# Binary classification when one class consists of multiple subclasses

I have the situation where I want to distinguish between two classes $C_1$ and $C_2$, where $C_2$ consists of three different types of subclasses $C_{2,1}$, $C_{2,2}$ and $C_{2,3}$. Also, it is easy to generate samples of type $C_{2,1}$, $C_{2,2}$ and $C_{2,3}$, but hard to generate them for $C_1$.

The basic classification problem is to classify whether given sensor signals stems from events in $C_1$ or $C_2$, and I use 6 features of the signal - such as mean, std dev, integral ... - as features for the classification algorithm.

I would be interested in advice about how to deal with this situation.

For me there are two natural approaches for distinguish between two classes $C_1$ and $C_2$:

1) Train a classifier on $n$ samples of $C_1$ and $n/3$ samples of $C_{2,1}$, $C_{2,2}$ and $C_{2,3}$ respectively.

2) Have 3 classifiers, distinguishing between $C_1$ and $C_{2,1}$, $C_1$ and $C_{2,2}$, $C_1$ and $C_{2,3}$, where each classifier is trained on $n$ samples, and then report that the outcome is $C_1$, if all three (or maybe 2) report $C_1$.

How would you approach such a situation?

• Could you provide more information on the input variables of the model? – spdrnl May 12 '15 at 14:14
• @spdrnl Thanks for the remark, I've edited the post accordingly. – user695652 May 12 '15 at 14:20
• If I understand correctly then you have multiple sensors. Each of these sensors gives a signal. Based on the signal, you would like to classify the signal as stemming from one of the classes. Do the classes change over time? – spdrnl May 12 '15 at 14:50
• This question may be partially relevant, perhaps stats.stackexchange.com/q/17017/3277. – ttnphns May 12 '15 at 14:59
• @ttnphns indeed. For an online setting one might consider a particle filter/hmm using the prior observed values of the classes – spdrnl May 12 '15 at 15:09

As I understand, you already know how to create features and classifiers, and the question is rather about the peculiarity of $C_2$ consisting of three subclasses from which you can sample freely.

From the two options you provided, I would prefer the first one, given that your chosen classifier is able to represent a decision surface more complicated than a straight line (hyperplane in your case). And in any case, the second case option with only 2 votes required for $C_1$ seems inferior, as it is easy to come up with examples where it would end up classifying all points in $C_2$ as being from $C_1$.

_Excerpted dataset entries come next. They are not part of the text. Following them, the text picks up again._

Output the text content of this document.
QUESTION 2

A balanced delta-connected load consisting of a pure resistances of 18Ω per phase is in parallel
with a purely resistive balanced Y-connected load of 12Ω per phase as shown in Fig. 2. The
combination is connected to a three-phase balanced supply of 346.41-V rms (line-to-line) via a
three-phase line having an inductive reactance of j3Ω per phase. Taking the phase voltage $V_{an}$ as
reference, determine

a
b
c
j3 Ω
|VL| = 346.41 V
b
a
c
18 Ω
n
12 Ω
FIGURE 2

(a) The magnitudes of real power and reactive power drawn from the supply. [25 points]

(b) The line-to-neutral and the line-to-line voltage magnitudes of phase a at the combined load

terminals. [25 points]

The possible improvements on top of my head you may want to consider are: sample more points from $C_2$ and compensating for that using class weights (if your classifier allows for that), and sampling different proportions (or using unequal weights), if you know a priory the expected ratios of the observations from $C_1, C_{2,1}, C_{2,2}, C_{2,3}$, or if you have different costs for different misclassification errors.

Also, an obvious remark, but you can always try several things and see which give best accuracy.

Based on the input you could try a classification model based on prior knowledge about the distributions. This linear discriminant analysis (LDA) picture, based on a multivariate example, shows the gist.

(The image is taken from https://stackoverflow.com/questions/17001375/plot-linear-discriminant-analysis-in-r)

In the univariate case this reduces to choosing the class that has the highest conditional probability.

Based on this the conditional probabilities it is also possible to create a particle filter. This is a solution for an online setting, which would resemble your running sensor data.

A particle filter is a software friendly implementation of a hidden markov model using resampling. A nice explanantion is given here: https://www.youtube.com/watch?v=aUkBa1zMKv4

HTH